Agricultural charities said desperate farmers were taking desperate measures in a bid to survive. This included adding to their debt by seeking higher-rate loans.
The Farming Community Network, which work across England and Wales, said it was increasingly asked to support farms previously considered viable businesses.
This included younger farmers and a growing number of arable farmers.
A similar situation is being reported in Scotland, where the Royal Scottish Agricultural Benevolent Institution said there was a significant and increasing gap between successful farmers and others who were struggling.
Hill farmer says he’s determined to ride out farm downturn
Derbyshire hill farmer Chris Beever said he is determined to ride out the downturn – despite the prospect of a tough winter.
Mr Beever milks 140 pure British Friesians on 90ha at Harthill Moor Farm, Bakewell.
A tenant farmer on the Stanton Estate, he has recently invested in a new cubicle shed and parlour. All dairy bulls are fattened indoors on beef nuts and he has slashed costs as much as possible.
“We are trying to run the business as economically as we can,” said Mr Beever.
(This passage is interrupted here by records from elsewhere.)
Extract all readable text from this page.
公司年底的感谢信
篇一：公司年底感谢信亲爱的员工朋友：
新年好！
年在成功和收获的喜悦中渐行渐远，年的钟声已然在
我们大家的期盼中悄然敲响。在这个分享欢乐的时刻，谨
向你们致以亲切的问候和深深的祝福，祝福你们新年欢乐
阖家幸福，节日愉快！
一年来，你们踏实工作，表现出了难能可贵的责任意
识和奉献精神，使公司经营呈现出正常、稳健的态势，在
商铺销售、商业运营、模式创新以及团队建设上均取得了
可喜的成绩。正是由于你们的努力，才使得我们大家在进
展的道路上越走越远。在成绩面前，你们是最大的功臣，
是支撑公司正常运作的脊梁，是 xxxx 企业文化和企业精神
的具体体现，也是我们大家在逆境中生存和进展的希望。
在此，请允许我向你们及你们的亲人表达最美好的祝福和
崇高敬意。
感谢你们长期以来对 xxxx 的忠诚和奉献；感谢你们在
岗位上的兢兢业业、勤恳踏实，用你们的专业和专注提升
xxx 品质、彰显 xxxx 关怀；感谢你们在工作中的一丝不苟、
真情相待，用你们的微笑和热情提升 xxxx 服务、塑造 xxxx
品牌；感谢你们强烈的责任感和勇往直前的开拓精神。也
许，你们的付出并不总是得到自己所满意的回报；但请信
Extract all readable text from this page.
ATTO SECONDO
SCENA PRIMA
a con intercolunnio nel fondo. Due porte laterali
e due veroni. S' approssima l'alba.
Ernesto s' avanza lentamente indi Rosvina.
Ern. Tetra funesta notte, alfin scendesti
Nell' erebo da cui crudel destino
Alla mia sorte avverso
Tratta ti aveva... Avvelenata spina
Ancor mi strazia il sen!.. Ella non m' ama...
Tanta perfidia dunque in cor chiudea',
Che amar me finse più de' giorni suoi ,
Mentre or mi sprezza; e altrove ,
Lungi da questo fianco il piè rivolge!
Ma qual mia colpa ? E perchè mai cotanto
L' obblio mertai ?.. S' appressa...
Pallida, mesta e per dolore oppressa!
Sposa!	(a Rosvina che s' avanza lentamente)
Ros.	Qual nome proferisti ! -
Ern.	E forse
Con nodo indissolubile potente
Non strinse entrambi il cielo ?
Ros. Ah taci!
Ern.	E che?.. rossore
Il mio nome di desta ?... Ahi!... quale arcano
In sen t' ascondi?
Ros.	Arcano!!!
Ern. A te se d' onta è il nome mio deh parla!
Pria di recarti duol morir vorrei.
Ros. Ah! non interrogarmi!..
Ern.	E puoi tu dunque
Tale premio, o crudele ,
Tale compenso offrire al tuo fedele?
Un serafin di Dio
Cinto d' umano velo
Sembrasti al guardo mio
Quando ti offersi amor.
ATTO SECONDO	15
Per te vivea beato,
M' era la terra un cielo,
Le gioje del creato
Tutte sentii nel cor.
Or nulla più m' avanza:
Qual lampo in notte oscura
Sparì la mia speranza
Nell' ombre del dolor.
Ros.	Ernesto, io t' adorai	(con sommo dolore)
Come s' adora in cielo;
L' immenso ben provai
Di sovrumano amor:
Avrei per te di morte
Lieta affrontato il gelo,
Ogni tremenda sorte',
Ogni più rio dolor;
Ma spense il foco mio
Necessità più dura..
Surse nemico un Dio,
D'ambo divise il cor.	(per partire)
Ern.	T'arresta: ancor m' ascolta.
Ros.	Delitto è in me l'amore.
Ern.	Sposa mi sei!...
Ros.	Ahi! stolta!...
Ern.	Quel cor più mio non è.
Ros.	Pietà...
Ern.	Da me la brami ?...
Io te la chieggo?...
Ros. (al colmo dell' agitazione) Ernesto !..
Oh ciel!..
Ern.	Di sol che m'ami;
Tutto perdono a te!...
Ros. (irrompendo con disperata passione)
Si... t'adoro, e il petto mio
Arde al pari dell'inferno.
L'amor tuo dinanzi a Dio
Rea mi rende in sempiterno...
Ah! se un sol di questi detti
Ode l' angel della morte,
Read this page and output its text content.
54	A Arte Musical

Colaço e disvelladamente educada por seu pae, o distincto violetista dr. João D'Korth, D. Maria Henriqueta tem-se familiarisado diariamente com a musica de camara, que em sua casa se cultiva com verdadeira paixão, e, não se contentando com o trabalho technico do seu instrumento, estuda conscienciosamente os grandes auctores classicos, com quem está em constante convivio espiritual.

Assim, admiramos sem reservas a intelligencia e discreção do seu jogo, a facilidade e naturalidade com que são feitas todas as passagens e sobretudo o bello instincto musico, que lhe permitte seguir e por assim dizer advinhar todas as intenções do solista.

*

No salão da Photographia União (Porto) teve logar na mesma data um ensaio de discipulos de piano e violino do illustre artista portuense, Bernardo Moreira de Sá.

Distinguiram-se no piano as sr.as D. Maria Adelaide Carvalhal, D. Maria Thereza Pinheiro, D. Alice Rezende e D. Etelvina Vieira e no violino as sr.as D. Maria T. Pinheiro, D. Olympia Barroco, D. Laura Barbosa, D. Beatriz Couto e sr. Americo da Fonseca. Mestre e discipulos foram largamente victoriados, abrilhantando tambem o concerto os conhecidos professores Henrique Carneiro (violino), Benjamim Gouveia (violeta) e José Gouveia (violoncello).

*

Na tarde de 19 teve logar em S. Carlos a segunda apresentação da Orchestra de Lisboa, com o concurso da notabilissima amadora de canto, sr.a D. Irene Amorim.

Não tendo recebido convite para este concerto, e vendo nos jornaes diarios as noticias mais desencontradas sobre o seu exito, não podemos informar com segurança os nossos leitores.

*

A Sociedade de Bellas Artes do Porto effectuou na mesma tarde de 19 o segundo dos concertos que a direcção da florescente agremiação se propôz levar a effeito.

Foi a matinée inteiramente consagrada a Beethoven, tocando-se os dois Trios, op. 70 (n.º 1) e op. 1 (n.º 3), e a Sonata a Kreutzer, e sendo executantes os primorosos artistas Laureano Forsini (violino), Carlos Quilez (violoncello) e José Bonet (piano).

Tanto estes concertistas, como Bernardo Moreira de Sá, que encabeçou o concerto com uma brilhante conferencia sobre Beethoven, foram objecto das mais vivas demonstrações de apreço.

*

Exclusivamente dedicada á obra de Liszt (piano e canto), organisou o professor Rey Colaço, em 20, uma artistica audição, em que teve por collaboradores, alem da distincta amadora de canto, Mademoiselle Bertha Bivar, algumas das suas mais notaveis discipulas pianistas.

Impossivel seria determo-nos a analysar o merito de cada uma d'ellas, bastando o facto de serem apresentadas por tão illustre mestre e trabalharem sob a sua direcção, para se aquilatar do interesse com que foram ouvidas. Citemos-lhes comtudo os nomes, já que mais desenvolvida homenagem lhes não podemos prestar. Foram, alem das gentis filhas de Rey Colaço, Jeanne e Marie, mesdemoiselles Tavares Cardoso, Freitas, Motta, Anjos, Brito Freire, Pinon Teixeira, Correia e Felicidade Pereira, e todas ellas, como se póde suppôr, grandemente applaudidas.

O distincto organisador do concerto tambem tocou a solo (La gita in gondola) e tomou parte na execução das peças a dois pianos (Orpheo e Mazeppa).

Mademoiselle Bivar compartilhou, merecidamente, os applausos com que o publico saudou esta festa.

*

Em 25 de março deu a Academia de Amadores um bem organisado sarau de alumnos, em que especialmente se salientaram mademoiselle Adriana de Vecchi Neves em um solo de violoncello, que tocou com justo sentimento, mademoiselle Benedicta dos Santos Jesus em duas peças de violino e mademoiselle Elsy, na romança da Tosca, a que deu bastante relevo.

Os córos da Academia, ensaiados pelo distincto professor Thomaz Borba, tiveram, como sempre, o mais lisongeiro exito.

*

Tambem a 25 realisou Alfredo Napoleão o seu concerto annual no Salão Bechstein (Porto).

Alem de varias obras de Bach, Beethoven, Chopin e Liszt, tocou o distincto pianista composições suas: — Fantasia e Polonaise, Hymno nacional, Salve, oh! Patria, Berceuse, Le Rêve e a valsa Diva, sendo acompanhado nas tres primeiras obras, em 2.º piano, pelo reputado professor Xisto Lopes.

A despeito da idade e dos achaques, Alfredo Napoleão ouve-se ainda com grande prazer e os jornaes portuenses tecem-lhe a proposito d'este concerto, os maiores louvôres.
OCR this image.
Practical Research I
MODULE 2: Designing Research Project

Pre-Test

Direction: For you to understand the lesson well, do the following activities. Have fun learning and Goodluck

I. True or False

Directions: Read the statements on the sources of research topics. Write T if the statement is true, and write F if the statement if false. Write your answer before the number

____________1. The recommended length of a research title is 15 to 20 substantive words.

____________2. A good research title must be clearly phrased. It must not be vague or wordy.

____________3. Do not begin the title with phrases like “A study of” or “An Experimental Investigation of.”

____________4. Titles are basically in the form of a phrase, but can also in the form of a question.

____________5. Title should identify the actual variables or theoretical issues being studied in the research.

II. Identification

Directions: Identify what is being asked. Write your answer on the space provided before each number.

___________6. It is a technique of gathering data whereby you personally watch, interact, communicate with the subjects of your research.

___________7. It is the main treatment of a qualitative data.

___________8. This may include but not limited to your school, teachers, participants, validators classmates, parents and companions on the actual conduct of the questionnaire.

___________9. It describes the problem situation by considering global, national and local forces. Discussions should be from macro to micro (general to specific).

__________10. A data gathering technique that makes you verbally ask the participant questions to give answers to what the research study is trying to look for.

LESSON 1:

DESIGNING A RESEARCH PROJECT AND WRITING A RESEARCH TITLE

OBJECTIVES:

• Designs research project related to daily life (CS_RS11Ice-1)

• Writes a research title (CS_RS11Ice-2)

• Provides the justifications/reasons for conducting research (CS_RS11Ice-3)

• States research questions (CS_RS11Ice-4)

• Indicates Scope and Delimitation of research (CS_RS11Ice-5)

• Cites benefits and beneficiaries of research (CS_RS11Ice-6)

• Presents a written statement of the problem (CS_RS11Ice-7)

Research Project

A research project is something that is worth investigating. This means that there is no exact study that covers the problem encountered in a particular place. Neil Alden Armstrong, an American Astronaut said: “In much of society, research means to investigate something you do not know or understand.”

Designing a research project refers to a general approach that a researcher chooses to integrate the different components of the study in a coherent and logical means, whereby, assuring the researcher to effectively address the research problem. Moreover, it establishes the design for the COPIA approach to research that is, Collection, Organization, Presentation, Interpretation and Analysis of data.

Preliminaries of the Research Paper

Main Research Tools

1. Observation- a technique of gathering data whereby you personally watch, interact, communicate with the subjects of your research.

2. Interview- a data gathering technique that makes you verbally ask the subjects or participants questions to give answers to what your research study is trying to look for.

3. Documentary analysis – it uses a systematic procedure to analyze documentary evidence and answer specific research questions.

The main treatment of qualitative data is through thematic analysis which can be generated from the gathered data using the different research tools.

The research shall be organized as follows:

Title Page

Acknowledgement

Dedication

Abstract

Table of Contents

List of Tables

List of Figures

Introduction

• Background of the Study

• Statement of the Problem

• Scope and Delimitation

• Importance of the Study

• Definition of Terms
“But it is difficult to find new areas where we can make further cutbacks because we are already keeping costs as low as we can.”
Mr Beever said he was trying to keep everything basic.
He is buying in some grains and molasses but trying to produce milk from grass rather than relying on additional feed from off the farm.
“We’ve invested in a new set-up so we are committed to what we do,” he said.
“We built a new cubicle shed two years ago and installed a new parlour the year before that, so we’re determined to see things through – we are committed and in it for the long run.”
Some farmers in the local area had gone out of business, said Mr Beever, who supplies Dairy Crest. Others were on as little as 15p/litre, he added.
“We are getting about 24.5p/litre for October so we’re on a decent price compared with a lot of people.”
Recent retail price increases announced by some supermarkets would start to trickle back to farmers, said Mr Beever.
The banks had “not been too bad” either, he added.
“It’s a global situation which is having a big impact locally. We’re in a world market.”